Liminal Acts (Contemporary Ritual Series)

Alward wears a pair of neon angel wings for the duration of the performances. The audience is welcome to sample the various foods on the banquet table. They also have the option of viewing her autobiographical video on the big screen.

The following text is taken from RITUAL In Contemporary Performance: Western Front Performance Art Contemporary Ritual Series May 2, 2002-November 20, 2003 p.14/15:

I held a banquet for any and all persons that wished to attend in Vancouver’s Downtown Eastside. This area has experienced an influx of problems such as drug addiction and dealing, HIV infection, prostitution, crime, lack of adequate housing and high unemployment.
After the guests had left the banquet, huge platters of food were created and seven guests, including the curator Victoria Singh, went out into the streets and passed out food and desserts.
The performance subverted traditional theatre, clichés of “climax and conclusion,” and the traditional information structure. ‘Liminal Acts’ worked within a non-matrixed performative structure which is based on the audience relationship and the potential for transformation.
The performance also made reference to the writings of anthropologist: Victor Turner, specifically his theories associated with “the betwixt and between of the liming.”

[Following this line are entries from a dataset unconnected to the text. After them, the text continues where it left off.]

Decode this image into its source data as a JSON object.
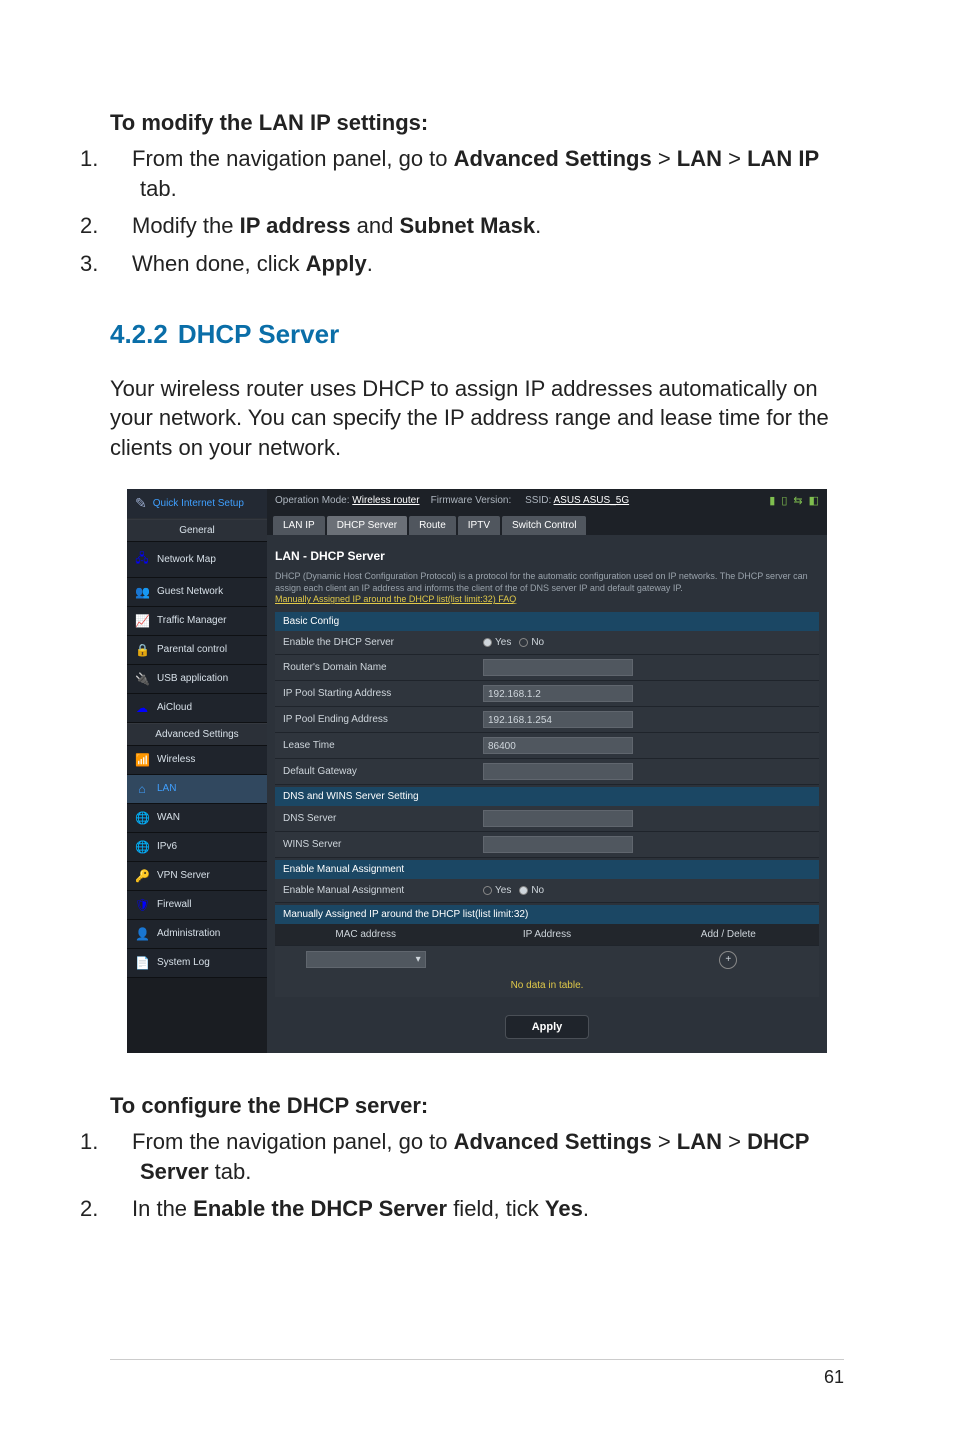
{
  "section_lanip": {
    "heading": "To modify the LAN IP settings:",
    "steps": [
      {
        "num": "1.",
        "pre": "From the navigation panel, go to ",
        "b1": "Advanced Settings",
        "mid1": " > ",
        "b2": "LAN",
        "mid2": " > ",
        "b3": "LAN IP",
        "post": " tab."
      },
      {
        "num": "2.",
        "pre": "Modify the ",
        "b1": "IP address",
        "mid1": " and ",
        "b2": "Subnet Mask",
        "post": "."
      },
      {
        "num": "3.",
        "pre": "When done, click ",
        "b1": "Apply",
        "post": "."
      }
    ]
  },
  "section_title": {
    "num": "4.2.2",
    "text": "DHCP Server"
  },
  "intro": "Your wireless router uses DHCP to assign IP addresses automatically on your network. You can specify the IP address range and lease time for the clients on your network.",
  "screenshot": {
    "qis": "Quick Internet Setup",
    "general": "General",
    "general_items": [
      {
        "icon": "🖧",
        "label": "Network Map",
        "color": "blue"
      },
      {
        "icon": "👥",
        "label": "Guest Network",
        "color": "#d48"
      },
      {
        "icon": "📈",
        "label": "Traffic Manager",
        "color": "#7c4"
      },
      {
        "icon": "🔒",
        "label": "Parental control",
        "color": "#fb0"
      },
      {
        "icon": "🔌",
        "label": "USB application",
        "color": "blue"
      },
      {
        "icon": "☁",
        "label": "AiCloud",
        "color": "blue"
      }
    ],
    "advanced": "Advanced Settings",
    "advanced_items": [
      {
        "icon": "📶",
        "label": "Wireless",
        "color": "blue"
      },
      {
        "icon": "⌂",
        "label": "LAN",
        "active": true,
        "color": "#3fa0ff"
      },
      {
        "icon": "🌐",
        "label": "WAN",
        "color": "blue"
      },
      {
        "icon": "🌐",
        "label": "IPv6",
        "color": "#6cf"
      },
      {
        "icon": "🔑",
        "label": "VPN Server",
        "color": "#d44"
      },
      {
        "icon": "🛡",
        "label": "Firewall",
        "color": "blue"
      },
      {
        "icon": "👤",
        "label": "Administration",
        "color": "#d86"
      },
      {
        "icon": "📄",
        "label": "System Log",
        "color": "#6cf"
      }
    ],
    "topbar": {
      "mode_label": "Operation Mode:",
      "mode": "Wireless router",
      "fw_label": "Firmware Version:",
      "ssid_label": "SSID:",
      "ssid": "ASUS  ASUS_5G"
    },
    "tabs": [
      "LAN IP",
      "DHCP Server",
      "Route",
      "IPTV",
      "Switch Control"
    ],
    "panel_title": "LAN - DHCP Server",
    "desc": "DHCP (Dynamic Host Configuration Protocol) is a protocol for the automatic configuration used on IP networks. The DHCP server can assign each client an IP address and informs the client of the of DNS server IP and default gateway IP.",
    "desc_link": "Manually Assigned IP around the DHCP list(list limit:32) FAQ",
    "sections": {
      "basic": {
        "head": "Basic Config",
        "rows": [
          {
            "label": "Enable the DHCP Server",
            "type": "radio",
            "opt1": "Yes",
            "opt2": "No",
            "sel": 1
          },
          {
            "label": "Router's Domain Name",
            "type": "input",
            "value": ""
          },
          {
            "label": "IP Pool Starting Address",
            "type": "input",
            "value": "192.168.1.2"
          },
          {
            "label": "IP Pool Ending Address",
            "type": "input",
            "value": "192.168.1.254"
          },
          {
            "label": "Lease Time",
            "type": "input",
            "value": "86400"
          },
          {
            "label": "Default Gateway",
            "type": "input",
            "value": ""
          }
        ]
      },
      "dns": {
        "head": "DNS and WINS Server Setting",
        "rows": [
          {
            "label": "DNS Server",
            "type": "input",
            "value": ""
          },
          {
            "label": "WINS Server",
            "type": "input",
            "value": ""
          }
        ]
      },
      "manual": {
        "head": "Enable Manual Assignment",
        "rows": [
          {
            "label": "Enable Manual Assignment",
            "type": "radio",
            "opt1": "Yes",
            "opt2": "No",
            "sel": 2
          }
        ]
      },
      "table": {
        "head": "Manually Assigned IP around the DHCP list(list limit:32)",
        "cols": [
          "MAC address",
          "IP Address",
          "Add / Delete"
        ],
        "nodata": "No data in table."
      }
    },
    "apply": "Apply"
  },
  "section_configure": {
    "heading": "To configure the DHCP server:",
    "steps": [
      {
        "num": "1.",
        "pre": "From the navigation panel, go to ",
        "b1": "Advanced Settings",
        "mid1": " > ",
        "b2": "LAN",
        "mid2": " > ",
        "b3": "DHCP Server",
        "post": " tab."
      },
      {
        "num": "2.",
        "pre": "In the ",
        "b1": "Enable the DHCP Server",
        "mid1": " field, tick ",
        "b2": "Yes",
        "post": "."
      }
    ]
  },
  "page_number": "61"
}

Professor Sharon Alward received her BA from the University of Winnipeg in 1975, her BFA from the University of Manitoba in 1983, and her MFA at the University of California in 1985. In addition to teaching at the University of Manitoba School of Art, she has volunteered at TERF (Training and Employment Resources for Females) as the Artist-In-Residence, which evolved out of her work at POWER (Prostitutes an Other Women for Equal Rights) as an outreach worker. She was also an Administrant and Lay reader for the Anglican Church. Alward’s performances and video-tapes have been exhibited worldwide. Her work investigates the metaphysical, moral, and epistemological role of the contemporary artist through the use of ritual symbolism.